Case in point: Liberals are going to go crazy over the information contained in this piece -- which notes that Judge Alito wrote, back in 1985, that he didn't believe there was a constitutional right to abortion.

But even liberals should, in fairness, consider that (1) Judge Alito's views may have shifted over time; and (2) that he may have gained greater appreciation for the virtues of stare decisis during his tenure as a judge.

But above all, it should be made crystal clear to everyone in America that believing that abortion isn't a right secured by the constitution is hardly out of the mainstream. Chief Justice William Rehnquist didn't believe it, nor did Justice Byron White -- nor has any Republican presidential candidate since 1980 -- nor, most consequentially, does a sizable proportion of the American public.

6 Comments:

Blogger wile e coyote said...

Carol, it is beneath you to try to spin this news disingenuously.

The memo is the "smoking gun" for those seeking evidence on where Alito stands on these basic issues.

The memo shows that President Bush has actually nominated a judge whose views coincide with the kind of judges candidate Bush promised to nominate. Gasp.

Ginsburg and Breyer did not have to sneak into the Supreme Court through the back door. Why should Alito?

In supporting stealth candidates, Republicans have been running from a fight they should have welcomed. Come on Carol, let's have at them (liberals)

1:37 PM  
Blogger American by Choice said...

Carol, I'm with rzafft, even if he/she hasn't told me what France's values are yet. No way, no point, no honor to spin this one. What's happened to our bold hostess?

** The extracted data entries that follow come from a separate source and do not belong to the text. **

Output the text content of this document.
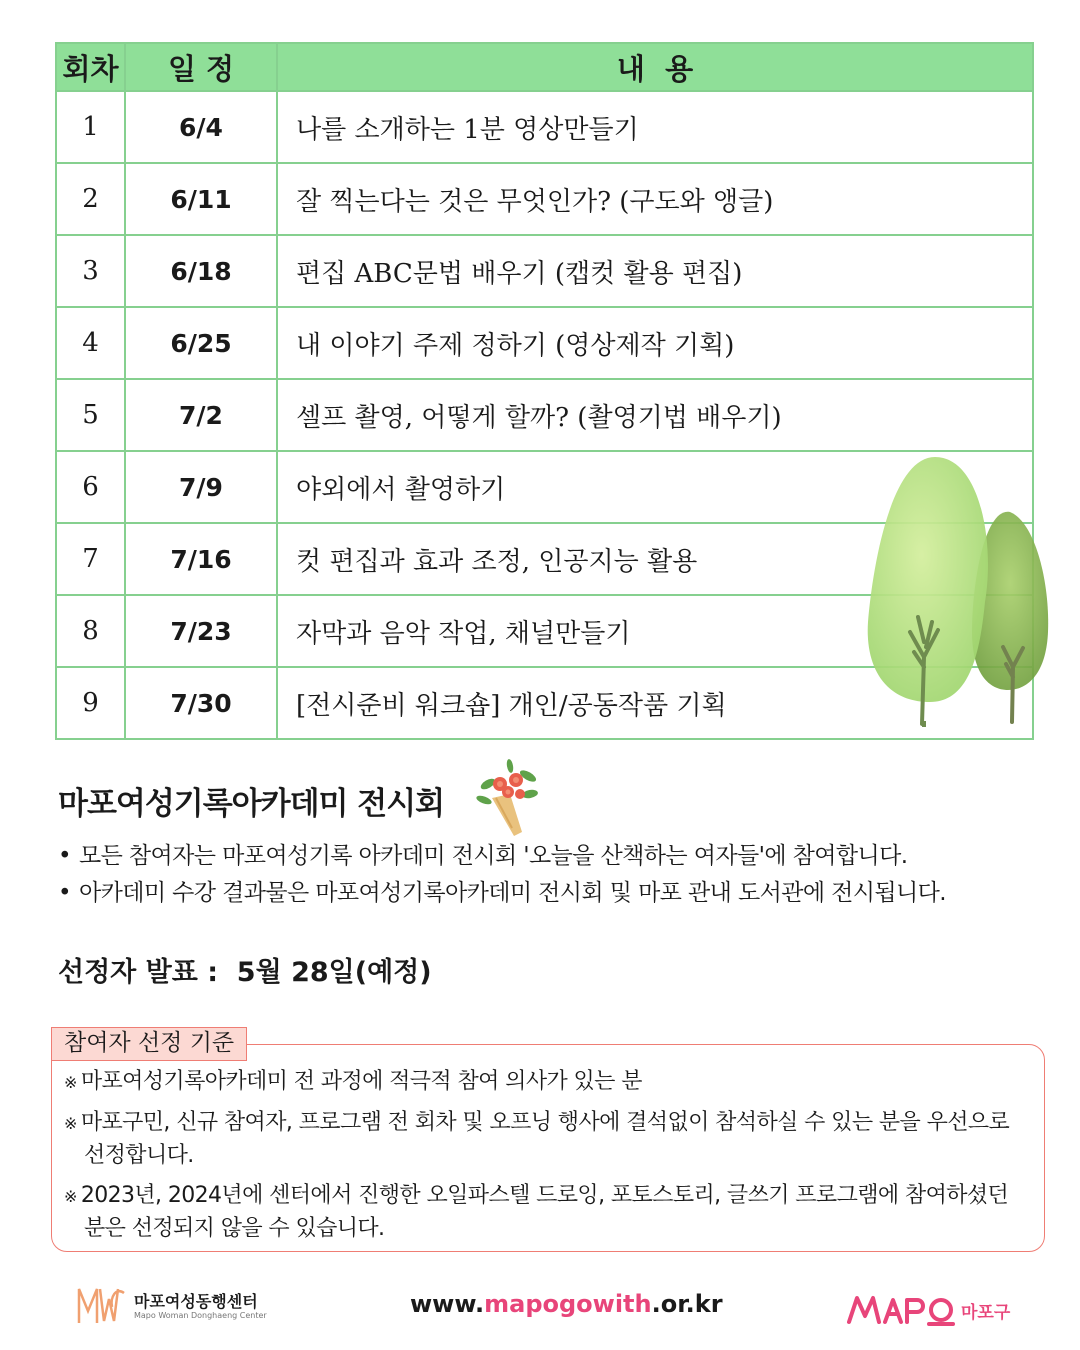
회차	일 정	내  용
1	6/4	나를 소개하는 1분 영상만들기
2	6/11	잘 찍는다는 것은 무엇인가? (구도와 앵글)
3	6/18	편집 ABC문법 배우기 (캡컷 활용 편집)
4	6/25	내 이야기 주제 정하기 (영상제작 기획)
5	7/2	셀프 촬영, 어떻게 할까? (촬영기법 배우기)
6	7/9	야외에서 촬영하기
7	7/16	컷 편집과 효과 조정, 인공지능 활용
8	7/23	자막과 음악 작업, 채널만들기
9	7/30	[전시준비 워크숍] 개인/공동작품 기획
마포여성기록아카데미 전시회
• 모든 참여자는 마포여성기록 아카데미 전시회 '오늘을 산책하는 여자들'에 참여합니다.
• 아카데미 수강 결과물은 마포여성기록아카데미 전시회 및 마포 관내 도서관에 전시됩니다.
선정자 발표 :  5월 28일(예정)
참여자 선정 기준
※ 마포여성기록아카데미 전 과정에 적극적 참여 의사가 있는 분
※ 마포구민, 신규 참여자, 프로그램 전 회차 및 오프닝 행사에 결석없이 참석하실 수 있는 분을 우선으로 선정합니다.
※ 2023년, 2024년에 센터에서 진행한 오일파스텔 드로잉, 포토스토리, 글쓰기 프로그램에 참여하셨던 분은 선정되지 않을 수 있습니다.
마포여성동행센터
Mapo Woman Donghaeng Center	www.mapogowith.or.kr	마포구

Alito should simply say his view of Roe v Wade is the same as Justice Ginsburg's. And follow up with all the precedent boilerplate as Roberts did.

1:54 PM  
Blogger wile e coyote said...

Dear ABC,

I posted a second comment on the French blog. Did you not see it, or did you find the comment unsatisfying?

2:07 PM  
Blogger American by Choice said...

rzafft,

Got it! Sorry about that.

I'm going to read what you wrote again. On first reading, you describe a pretty funny sort of liberty that they offer, and there's neither equality or fraternity for the newcomer at all. That indeed is my perception and experience (over forty years now, starting from being distinctly francophile - Scots and French vs the auld enemy - and ending in the opposite place) but I didn;t think it was yours.

Frankly I don't think they deserve magnanimity at this point for either their domestic or foreign policy behavior. I wish I did.

5:12 PM  
Blogger Greg said...

There! It's been said. A nominee for the Supreme Court of the United States has (in the distant past) stated that he didn't believe the Constitution supports a right to abortion.

Good.

Now let the debate begin!

I agree with the above comments that Republican nominees should not have to sneak into the court. I believe the conservative views more closely match the views of the majority of Americans than do the liberal views.

6:54 AM  
Blogger eLarson said...

The memo is the "smoking gun" for those seeking evidence on where Alito stands on these basic issues.

Who needs a smoking gun? Every conservative nominee is a threat to Roe... if they weren't who would need Nan Aron and the like?

Don't shy away from the debate. Either SCOTUS is for any way the windblows, or it is about the text of the Constitution.